Expandability: Steve Wozniak's Biggest Success and Nolan Bushnell's Biggest Regret

When two titans of the early computing industry, Apple co-founder Steve Wozniak and Atari founder Nolan Bushnell, had a chance to sit down for a chat at the C2SV conference last Friday, we learned how a little foresight and luck can decide futures.

Steve Wozniak's Success - Expandability

Steve talked about how the Apple II was the primary source of revenue for Apple's first 10 years of life. The reason the Apple II could last so long was that it was expandable. It had eight expansion slots and the RAM was also expandable (starting at 4K). No computer at the time had this kind of flexibility or expansion capabilities. Steve Wozniak and Steve Jobs argued over keeping the Apple II open. Jobs wanted closed, Wozniak wanted open and fortunately Wozniak won.  In fact, the Apple II was completely open (those were the days). They published the complete specs before there was anything like a developer community.

So even though the Apple III, Lisa, and the Macintosh all failed, the Apple II kept rolling along. The iPod eventually became the next successful product for Apple and the Age of Apple had begun.

Interestingly, Steve said expandability was not planned at all. It was really a costly and almost unsupportable decision, but it turned out to be “prescient." They didn't plan on expandability as a business model, but it was a life saver. What drove the decision was thinking like a geek, not like an accountant. If you are a geek, that's just the kind of thing you build.

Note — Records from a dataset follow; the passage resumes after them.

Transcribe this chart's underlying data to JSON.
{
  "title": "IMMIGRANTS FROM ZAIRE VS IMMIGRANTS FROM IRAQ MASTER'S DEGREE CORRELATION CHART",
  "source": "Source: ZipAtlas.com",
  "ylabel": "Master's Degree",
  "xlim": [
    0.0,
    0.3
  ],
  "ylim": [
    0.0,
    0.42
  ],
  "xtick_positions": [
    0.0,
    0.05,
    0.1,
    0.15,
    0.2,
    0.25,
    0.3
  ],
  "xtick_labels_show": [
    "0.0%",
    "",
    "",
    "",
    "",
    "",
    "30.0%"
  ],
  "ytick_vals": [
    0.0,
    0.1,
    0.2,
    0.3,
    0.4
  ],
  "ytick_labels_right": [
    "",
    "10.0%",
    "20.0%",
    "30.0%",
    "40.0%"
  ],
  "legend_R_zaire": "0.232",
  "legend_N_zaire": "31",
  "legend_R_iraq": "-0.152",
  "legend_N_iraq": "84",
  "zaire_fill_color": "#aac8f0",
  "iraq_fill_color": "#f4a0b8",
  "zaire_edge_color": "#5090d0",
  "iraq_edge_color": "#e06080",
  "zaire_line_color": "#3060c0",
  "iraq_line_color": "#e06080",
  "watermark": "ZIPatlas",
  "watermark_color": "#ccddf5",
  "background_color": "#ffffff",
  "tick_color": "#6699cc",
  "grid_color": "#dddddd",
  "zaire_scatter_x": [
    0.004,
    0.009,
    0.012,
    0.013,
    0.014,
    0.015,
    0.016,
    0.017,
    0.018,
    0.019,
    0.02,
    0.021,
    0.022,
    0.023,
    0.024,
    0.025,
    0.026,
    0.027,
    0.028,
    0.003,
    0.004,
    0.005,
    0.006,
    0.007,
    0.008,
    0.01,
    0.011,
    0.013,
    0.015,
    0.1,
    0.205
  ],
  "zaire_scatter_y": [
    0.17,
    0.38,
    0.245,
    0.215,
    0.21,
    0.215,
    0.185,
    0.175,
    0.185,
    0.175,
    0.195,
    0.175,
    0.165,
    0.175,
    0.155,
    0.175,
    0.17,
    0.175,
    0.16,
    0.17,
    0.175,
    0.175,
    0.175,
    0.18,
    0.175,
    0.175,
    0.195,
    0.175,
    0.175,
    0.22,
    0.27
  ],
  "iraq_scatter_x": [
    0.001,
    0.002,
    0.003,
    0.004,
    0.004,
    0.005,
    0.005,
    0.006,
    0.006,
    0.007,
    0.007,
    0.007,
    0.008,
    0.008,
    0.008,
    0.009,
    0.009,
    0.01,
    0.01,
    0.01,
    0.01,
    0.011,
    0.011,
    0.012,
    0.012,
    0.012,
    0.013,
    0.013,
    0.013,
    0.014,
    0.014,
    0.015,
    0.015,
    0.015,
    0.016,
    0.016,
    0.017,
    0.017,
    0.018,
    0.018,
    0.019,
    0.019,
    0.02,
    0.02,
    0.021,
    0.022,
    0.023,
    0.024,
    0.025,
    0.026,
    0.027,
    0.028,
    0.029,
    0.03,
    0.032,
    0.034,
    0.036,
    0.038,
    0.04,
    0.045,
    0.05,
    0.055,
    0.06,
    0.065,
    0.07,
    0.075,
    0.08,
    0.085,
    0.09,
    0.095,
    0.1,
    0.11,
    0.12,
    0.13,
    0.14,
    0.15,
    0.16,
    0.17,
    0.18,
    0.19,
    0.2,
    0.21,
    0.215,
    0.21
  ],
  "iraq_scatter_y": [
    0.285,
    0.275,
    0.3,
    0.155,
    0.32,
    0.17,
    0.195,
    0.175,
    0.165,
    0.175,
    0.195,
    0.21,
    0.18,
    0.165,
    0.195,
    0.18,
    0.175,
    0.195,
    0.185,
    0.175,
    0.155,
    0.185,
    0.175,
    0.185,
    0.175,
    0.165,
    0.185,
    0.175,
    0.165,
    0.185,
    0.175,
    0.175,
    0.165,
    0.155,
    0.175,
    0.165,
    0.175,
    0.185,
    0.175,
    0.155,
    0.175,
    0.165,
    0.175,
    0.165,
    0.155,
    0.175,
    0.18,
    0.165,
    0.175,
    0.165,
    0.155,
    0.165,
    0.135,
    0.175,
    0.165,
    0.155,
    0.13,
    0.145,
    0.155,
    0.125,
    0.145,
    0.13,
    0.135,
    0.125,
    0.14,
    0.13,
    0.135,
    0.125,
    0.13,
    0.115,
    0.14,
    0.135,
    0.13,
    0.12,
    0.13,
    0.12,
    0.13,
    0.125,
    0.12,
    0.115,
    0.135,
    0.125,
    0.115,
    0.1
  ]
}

Nolan Bushnell's Regret - Read-only

Nolan told the story of how one his greatest regrets was not making the control lines for his early video game cartridge read-write instead of read-only. By making it read-only they saved a whopping two pennies a line. The point was to be cheap. With the addition of a write line the cartridge could have been written to, sort of like a hard disk, and game scores and other state could have been saved directly to the cartridge. Nolan had a gleam in his eye, obviously pondering on how this would have been a major game changer for Atari.

Lesson: Think Geek

The lesson: when your grownup self compels you to be lean and create something minimally viable -- think geek. It may not make your accountants happy, but your "just because it seems like a great thing" idea might be exactly what you need to become more successful than you can possibly imagine.

The Rest of the Story...

The interview talked about a lot more of course. They reminisced about their early years at Atari, about what might have been, what should be, and of course the ghost haunting all such conversations, Steve Jobs. For more on their talk take a look at:

One saying from Nolan that I particularly liked was "Hire for passion. Everything else is trainable. Happiness is way underrated as a business culture." We could definitely use more of that.